2. Background

The magnitude of data generated and shared by sources and organisations, such as: businesses, public administrations, numerous industries, non-profit sectors, and scientific research has increased immeasurably. To give an example of data magnitude, more than 500 million tweets are posted every single day, 428,571 million share contents of LinkedIn, 7 billion Google searches are launched. Additionally, a comparison done using Google Trends, shown in Figure 1, compares the search interest in big data term over 10 years (the x-axis represents the time and y-axis represents the interest in the topic search). This comparison shows the search of "big data" terms within 2008 (for the whole year) vs. 2018 (for the whole year). The red line shows people's interest in big data in 2008 whereas the blue line shows people's interest in big data 2018. This comparison is made based on interest over time thus the numbers represent search interest relative to the highest point on the graph for the given region and time. A value of 100 is the peak popularity for the term. A value of 50 means that the term is half as popular. A score of 0 means that there was not enough data for this term. The graph shows the increase in the interest in big data over the 10 past years. The chart also confirms the graph's results with a big increase over the years.



Figure 1. Interest in big data from 2008 to 2018.


Most definitions of big data analytics focus on the size of the data in storage. Size matters, but there are other important attributes of big data analytics as well which has been characterised by Erl et al. into 5V's: volume, variety, velocity, veracity, and value as presented in Figure 2. The paper provides a comprehensive definition, and breaks the myth that big data analytics is only about data volume as each of the five V's has its own ramifications for analytics. According to Data-intensive applications challenges techniques and technologies: A survey on Big Data, volume refers to "the magnitude of data, which has exponentially increased, posing a challenge to the capacity of existing storage devices" and variety refers to "the fact that data can be generated from heterogeneous sources", for example: sensors, Internet of Things (IoT), mobile devices, online social networks, etc., in structured, semi-structured, and unstructured formats. To give a holistic picture of data classification, structured data is typically stored in databases or spreadsheets. Text, audio, imagery and video refers to unstructured data, which sometimes lack the structural organisation required for analysis. Spanning a continuum between fully structured and unstructured data, the format of semi-structured data does not conform to strict standards. Velocity refers to "the speed of data generation and delivery, which can be processed in batch, real-time, nearly real-time, or stream-lines". Veracity "stresses the importance of data quality and level of trust due to the concern that many data sources (e.g., social networking sites) inherently contain a certain degree of uncertainty and unreliability". Finally, value refers to "the process of revealing underexploited values from big data to support decision-making".

Representation of the five V’s of big data.

Figure 2. Representation of the five V's of big data.


According to studies, more V's and other characteristics have been added to support a better defined big data: such as vision (a purpose), verification (processed data conformed to some specifications), validation (the purpose is fulfilled), variability (data differentiation), venue (different platforms), vocabulary (data terminology) and vagueness (indistinctness of existence in a data), complexity (it is difficult to organise and analyse big data because of evolving data relationships) and immutability (collected and stored big data can be permanent if well managed). It is worth mentioning that the correlation taxonomy proposed in this paper is not affected by a number of the big data analytics characteristics and should be applicable for any number of V's.

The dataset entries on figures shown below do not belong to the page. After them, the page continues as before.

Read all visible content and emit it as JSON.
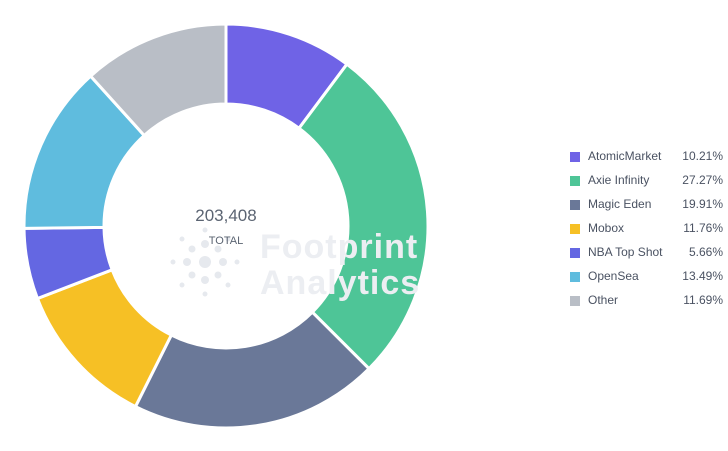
{
  "chart_data": {
    "type": "pie",
    "variant": "donut",
    "center_total": "203,408",
    "center_label": "TOTAL",
    "legend_position": "right",
    "watermark": [
      "Footprint",
      "Analytics"
    ],
    "categories": [
      "AtomicMarket",
      "Axie Infinity",
      "Magic Eden",
      "Mobox",
      "NBA Top Shot",
      "OpenSea",
      "Other"
    ],
    "values": [
      10.21,
      27.27,
      19.91,
      11.76,
      5.66,
      13.49,
      11.69
    ],
    "value_labels": [
      "10.21%",
      "27.27%",
      "19.91%",
      "11.76%",
      "5.66%",
      "13.49%",
      "11.69%"
    ],
    "colors": [
      "#6f63e6",
      "#4ec597",
      "#6a7898",
      "#f6c025",
      "#6467e2",
      "#5fbcde",
      "#b9bec6"
    ]
  }
}
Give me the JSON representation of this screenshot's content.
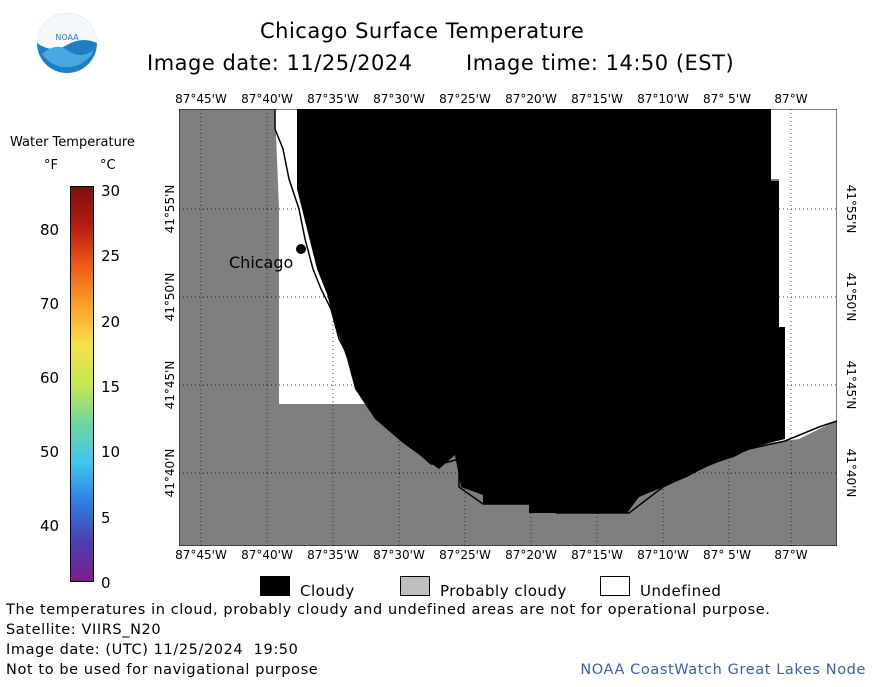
{
  "logo": {
    "text": "NOAA",
    "icon": "noaa-logo-icon",
    "colors": {
      "blue": "#1b7fc4",
      "white": "#ffffff"
    }
  },
  "header": {
    "title": "Chicago Surface Temperature",
    "image_date": "Image date: 11/25/2024",
    "image_time": "Image time: 14:50 (EST)"
  },
  "colorbar": {
    "title": "Water Temperature",
    "unit_f": "°F",
    "unit_c": "°C",
    "f_ticks": [
      "80",
      "70",
      "60",
      "50",
      "40"
    ],
    "c_ticks": [
      "30",
      "25",
      "20",
      "15",
      "10",
      "5",
      "0"
    ],
    "colors": [
      "#7b1e8c",
      "#4a3fb0",
      "#2f7ee0",
      "#40c6ee",
      "#6fd6a0",
      "#c6e84e",
      "#f7e14a",
      "#f9a12a",
      "#ef5a16",
      "#b31e10",
      "#7f0d0d"
    ]
  },
  "map": {
    "lon_labels": [
      "87°45'W",
      "87°40'W",
      "87°35'W",
      "87°30'W",
      "87°25'W",
      "87°20'W",
      "87°15'W",
      "87°10'W",
      "87° 5'W",
      "87°W"
    ],
    "lat_labels": [
      "41°55'N",
      "41°50'N",
      "41°45'N",
      "41°40'N"
    ],
    "city_label": "Chicago",
    "colors": {
      "land": "#7f7f7f",
      "cloud": "#000000",
      "undefined": "#ffffff"
    }
  },
  "legend": {
    "cloudy": "Cloudy",
    "probably_cloudy": "Probably cloudy",
    "undefined": "Undefined",
    "colors": {
      "cloudy": "#000000",
      "probably_cloudy": "#bfbfbf",
      "undefined": "#ffffff"
    }
  },
  "footer": {
    "disclaimer": "The temperatures in cloud, probably cloudy and undefined areas are not for operational purpose.",
    "satellite": "Satellite: VIIRS_N20",
    "utc_date": "Image date: (UTC) 11/25/2024  19:50",
    "nav_note": "Not to be used for navigational purpose",
    "credit": "NOAA CoastWatch Great Lakes Node",
    "credit_color": "#3a5fb0"
  }
}
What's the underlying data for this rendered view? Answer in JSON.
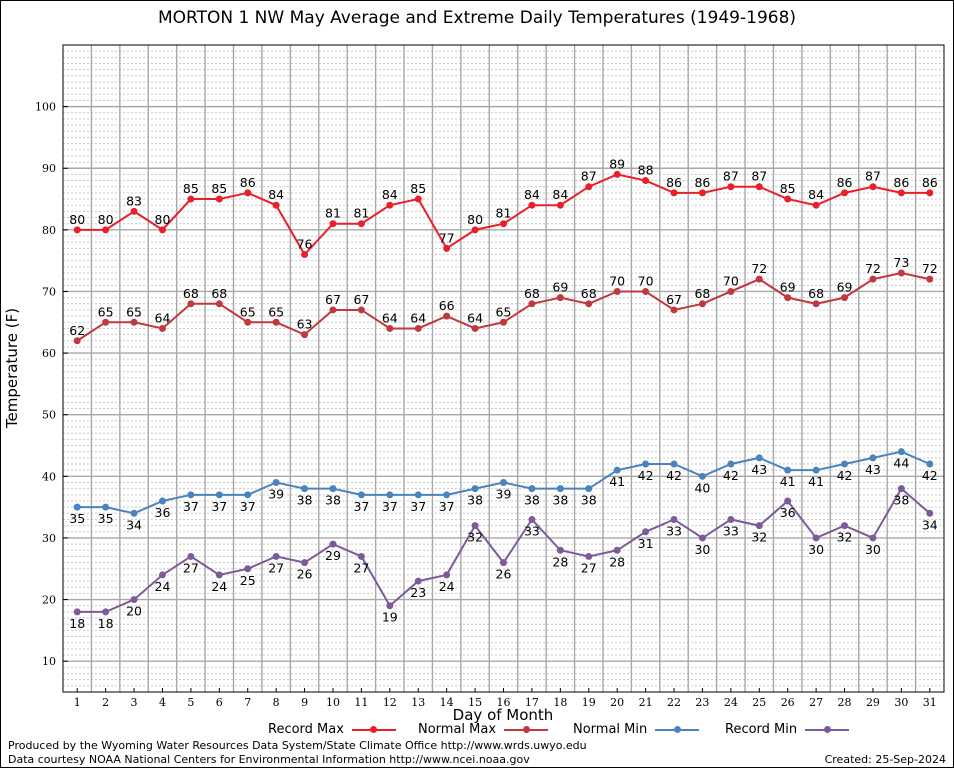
{
  "chart_data": {
    "type": "line",
    "title": "MORTON 1 NW May Average and Extreme Daily Temperatures (1949-1968)",
    "xlabel": "Day of Month",
    "ylabel": "Temperature (F)",
    "ylim": [
      5,
      110
    ],
    "yticks": [
      10,
      20,
      30,
      40,
      50,
      60,
      70,
      80,
      90,
      100
    ],
    "grid": true,
    "legend_position": "bottom",
    "x": [
      1,
      2,
      3,
      4,
      5,
      6,
      7,
      8,
      9,
      10,
      11,
      12,
      13,
      14,
      15,
      16,
      17,
      18,
      19,
      20,
      21,
      22,
      23,
      24,
      25,
      26,
      27,
      28,
      29,
      30,
      31
    ],
    "series": [
      {
        "name": "Record Max",
        "color": "#e8202a",
        "label_position": "above",
        "values": [
          80,
          80,
          83,
          80,
          85,
          85,
          86,
          84,
          76,
          81,
          81,
          84,
          85,
          77,
          80,
          81,
          84,
          84,
          87,
          89,
          88,
          86,
          86,
          87,
          87,
          85,
          84,
          86,
          87,
          86,
          86
        ]
      },
      {
        "name": "Normal Max",
        "color": "#c0393f",
        "label_position": "above",
        "values": [
          62,
          65,
          65,
          64,
          68,
          68,
          65,
          65,
          63,
          67,
          67,
          64,
          64,
          66,
          64,
          65,
          68,
          69,
          68,
          70,
          70,
          67,
          68,
          70,
          72,
          69,
          68,
          69,
          72,
          73,
          72
        ]
      },
      {
        "name": "Normal Min",
        "color": "#4a83bd",
        "label_position": "below",
        "values": [
          35,
          35,
          34,
          36,
          37,
          37,
          37,
          39,
          38,
          38,
          37,
          37,
          37,
          37,
          38,
          39,
          38,
          38,
          38,
          41,
          42,
          42,
          40,
          42,
          43,
          41,
          41,
          42,
          43,
          44,
          42
        ]
      },
      {
        "name": "Record Min",
        "color": "#7d5a98",
        "label_position": "below",
        "values": [
          18,
          18,
          20,
          24,
          27,
          24,
          25,
          27,
          26,
          29,
          27,
          19,
          23,
          24,
          32,
          26,
          33,
          28,
          27,
          28,
          31,
          33,
          30,
          33,
          32,
          36,
          30,
          32,
          30,
          38,
          34
        ]
      }
    ]
  },
  "footer": {
    "credit_line1": "Produced by the Wyoming Water Resources Data System/State Climate Office http://www.wrds.uwyo.edu",
    "credit_line2": "Data courtesy NOAA National Centers for Environmental Information http://www.ncei.noaa.gov",
    "created": "Created: 25-Sep-2024"
  }
}
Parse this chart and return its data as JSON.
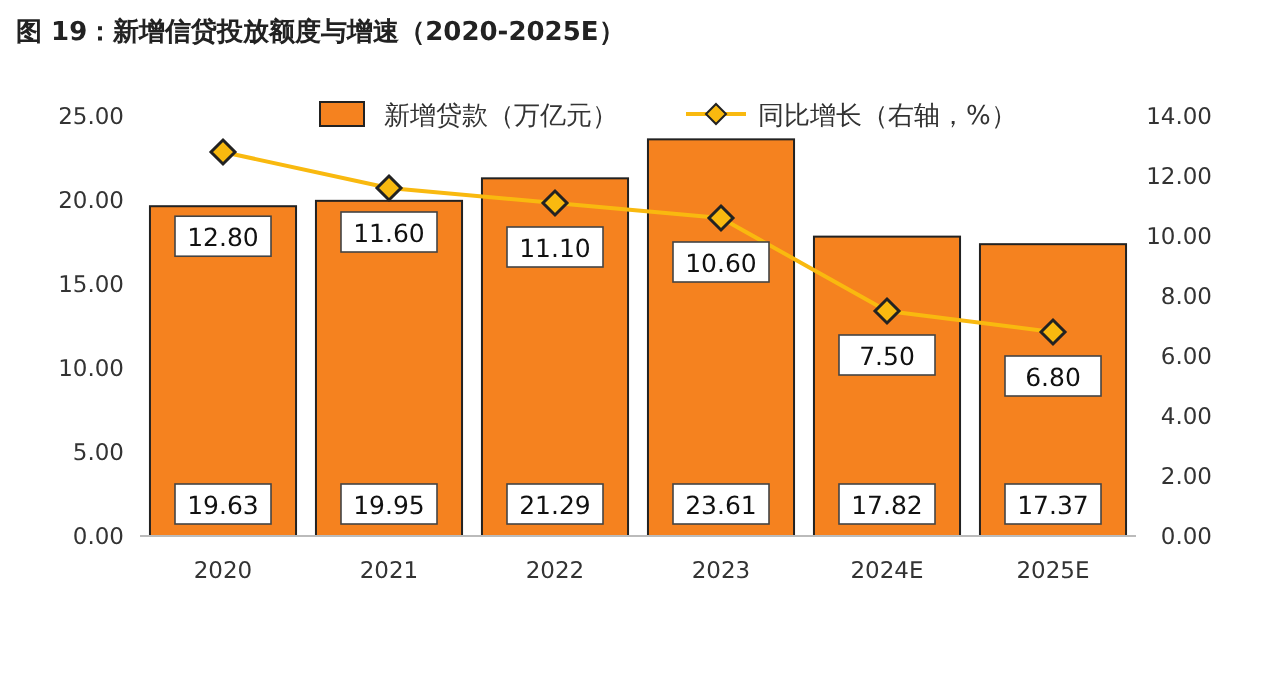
{
  "chart_data": {
    "type": "bar",
    "title": "图 19：新增信贷投放额度与增速（2020-2025E）",
    "categories": [
      "2020",
      "2021",
      "2022",
      "2023",
      "2024E",
      "2025E"
    ],
    "series": [
      {
        "name": "新增贷款（万亿元）",
        "color": "#f5821f",
        "values": [
          19.63,
          19.95,
          21.29,
          23.61,
          17.82,
          17.37
        ]
      },
      {
        "name": "同比增长（右轴，%）",
        "type": "line",
        "axis": "y2",
        "color": "#f9b90f",
        "marker": "diamond",
        "values": [
          12.8,
          11.6,
          11.1,
          10.6,
          7.5,
          6.8
        ],
        "value_labels": [
          "12.80",
          "11.60",
          "11.10",
          "10.60",
          "7.50",
          "6.80"
        ]
      }
    ],
    "ylim": [
      0,
      25
    ],
    "yticks": [
      {
        "value": 0,
        "label": "0.00"
      },
      {
        "value": 5,
        "label": "5.00"
      },
      {
        "value": 10,
        "label": "10.00"
      },
      {
        "value": 15,
        "label": "15.00"
      },
      {
        "value": 20,
        "label": "20.00"
      },
      {
        "value": 25,
        "label": "25.00"
      }
    ],
    "y2lim": [
      0,
      14
    ],
    "y2ticks": [
      {
        "value": 0,
        "label": "0.00"
      },
      {
        "value": 2,
        "label": "2.00"
      },
      {
        "value": 4,
        "label": "4.00"
      },
      {
        "value": 6,
        "label": "6.00"
      },
      {
        "value": 8,
        "label": "8.00"
      },
      {
        "value": 10,
        "label": "10.00"
      },
      {
        "value": 12,
        "label": "12.00"
      },
      {
        "value": 14,
        "label": "14.00"
      }
    ],
    "data_labels": true,
    "legend": "top",
    "grid": false
  }
}
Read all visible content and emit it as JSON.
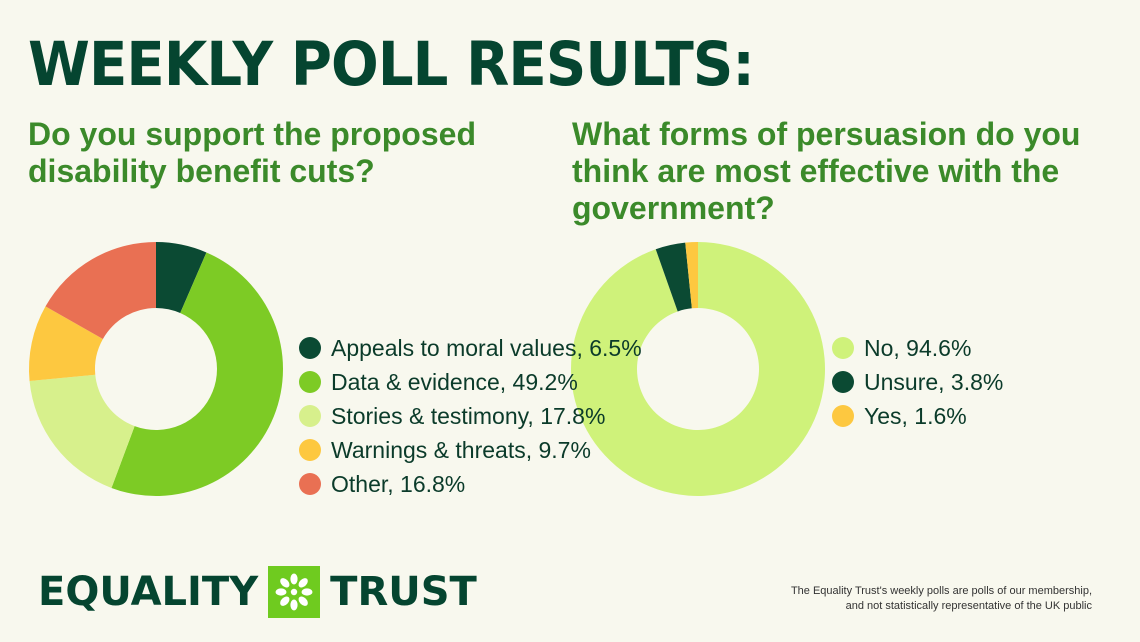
{
  "title": "WEEKLY POLL RESULTS:",
  "questions": {
    "q1": "Do you support the proposed disability benefit cuts?",
    "q2": "What forms of persuasion do you think are most effective with the government?"
  },
  "chart_data": [
    {
      "type": "pie",
      "variant": "donut",
      "categories": [
        "Appeals to moral values",
        "Data & evidence",
        "Stories & testimony",
        "Warnings & threats",
        "Other"
      ],
      "values": [
        6.5,
        49.2,
        17.8,
        9.7,
        16.8
      ],
      "value_unit": "%",
      "colors": [
        "#0b4a33",
        "#7dcb25",
        "#d7f08c",
        "#fdc840",
        "#e97053"
      ],
      "legend_labels": [
        "Appeals to moral values, 6.5%",
        "Data & evidence, 49.2%",
        "Stories & testimony, 17.8%",
        "Warnings & threats, 9.7%",
        "Other, 16.8%"
      ],
      "legend_position": "right"
    },
    {
      "type": "pie",
      "variant": "donut",
      "categories": [
        "No",
        "Unsure",
        "Yes"
      ],
      "values": [
        94.6,
        3.8,
        1.6
      ],
      "value_unit": "%",
      "colors": [
        "#cff27a",
        "#0b4a33",
        "#fdc840"
      ],
      "legend_labels": [
        "No, 94.6%",
        "Unsure, 3.8%",
        "Yes, 1.6%"
      ],
      "legend_position": "right"
    }
  ],
  "logo": {
    "left_word": "EQUALITY",
    "right_word": "TRUST",
    "mark_icon": "asterisk-flower-icon"
  },
  "footnote": {
    "line1": "The Equality Trust's weekly polls are polls of our membership,",
    "line2": "and not statistically representative of the UK public"
  }
}
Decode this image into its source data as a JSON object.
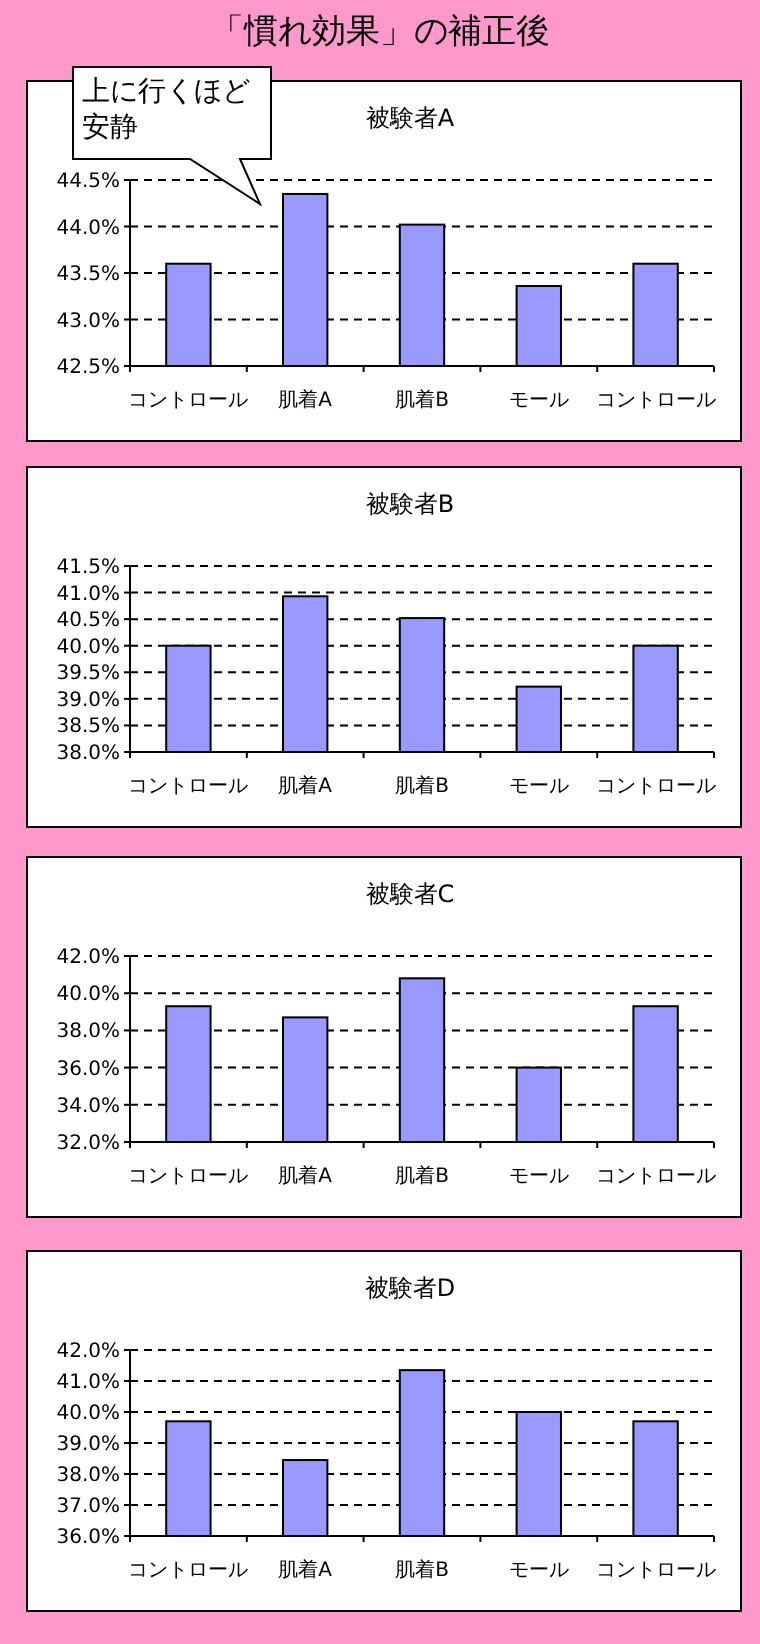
{
  "chart_data": [
    {
      "type": "bar",
      "title": "被験者A",
      "annotations": [
        "「慣れ効果」の補正後",
        "上に行くほど安静"
      ],
      "categories": [
        "コントロール",
        "肌着A",
        "肌着B",
        "モール",
        "コントロール"
      ],
      "values": [
        43.6,
        44.35,
        44.02,
        43.36,
        43.6
      ],
      "color": "#9999ff",
      "ylim": [
        42.5,
        44.5
      ],
      "yticks": [
        {
          "value": 42.5,
          "label": "42.5%"
        },
        {
          "value": 43.0,
          "label": "43.0%"
        },
        {
          "value": 43.5,
          "label": "43.5%"
        },
        {
          "value": 44.0,
          "label": "44.0%"
        },
        {
          "value": 44.5,
          "label": "44.5%"
        }
      ],
      "grid": "y"
    },
    {
      "type": "bar",
      "title": "被験者B",
      "categories": [
        "コントロール",
        "肌着A",
        "肌着B",
        "モール",
        "コントロール"
      ],
      "values": [
        40.0,
        40.93,
        40.52,
        39.23,
        40.0
      ],
      "color": "#9999ff",
      "ylim": [
        38.0,
        41.5
      ],
      "yticks": [
        {
          "value": 38.0,
          "label": "38.0%"
        },
        {
          "value": 38.5,
          "label": "38.5%"
        },
        {
          "value": 39.0,
          "label": "39.0%"
        },
        {
          "value": 39.5,
          "label": "39.5%"
        },
        {
          "value": 40.0,
          "label": "40.0%"
        },
        {
          "value": 40.5,
          "label": "40.5%"
        },
        {
          "value": 41.0,
          "label": "41.0%"
        },
        {
          "value": 41.5,
          "label": "41.5%"
        }
      ],
      "grid": "y"
    },
    {
      "type": "bar",
      "title": "被験者C",
      "categories": [
        "コントロール",
        "肌着A",
        "肌着B",
        "モール",
        "コントロール"
      ],
      "values": [
        39.3,
        38.7,
        40.8,
        36.0,
        39.3
      ],
      "color": "#9999ff",
      "ylim": [
        32.0,
        42.0
      ],
      "yticks": [
        {
          "value": 32.0,
          "label": "32.0%"
        },
        {
          "value": 34.0,
          "label": "34.0%"
        },
        {
          "value": 36.0,
          "label": "36.0%"
        },
        {
          "value": 38.0,
          "label": "38.0%"
        },
        {
          "value": 40.0,
          "label": "40.0%"
        },
        {
          "value": 42.0,
          "label": "42.0%"
        }
      ],
      "grid": "y"
    },
    {
      "type": "bar",
      "title": "被験者D",
      "categories": [
        "コントロール",
        "肌着A",
        "肌着B",
        "モール",
        "コントロール"
      ],
      "values": [
        39.7,
        38.45,
        41.35,
        40.0,
        39.7
      ],
      "color": "#9999ff",
      "ylim": [
        36.0,
        42.0
      ],
      "yticks": [
        {
          "value": 36.0,
          "label": "36.0%"
        },
        {
          "value": 37.0,
          "label": "37.0%"
        },
        {
          "value": 38.0,
          "label": "38.0%"
        },
        {
          "value": 39.0,
          "label": "39.0%"
        },
        {
          "value": 40.0,
          "label": "40.0%"
        },
        {
          "value": 41.0,
          "label": "41.0%"
        },
        {
          "value": 42.0,
          "label": "42.0%"
        }
      ],
      "grid": "y"
    }
  ]
}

The big data analytics concept was used in many sectors, the latest understanding in academia specified the potential of big data analytics in five main sectors:

  • Healthcare: clinical decision support systems, individual analytics applied for patient profiling, personalised medicine, performance-based pricing for personnel, analysis of disease patterns and improvement of public health.
  • Public sector: creating transparency with accessible related data, discovering needs, improving performance, customisation of actions for suitable products and services, decision-making with automated systems to decrease risks, innovating new products and services.
  • Retail: in-store behaviour analysis, variety and price optimisation, product placement design, improve performance, labour inputs, optimisation, distribution and logistics optimisation, Web-based markets.
  • Manufacturing: improved demand forecasting, supply chain planning, sales support, developing production operations, web-search-based applications.
  • Personal location data: smart routing, geo-targeted advertising or emergency response, urban planning, new business models.

The importance of big data analytics has laid the groundwork for investigation of the methods and the techniques involved in big data, which will be explored further in the following section.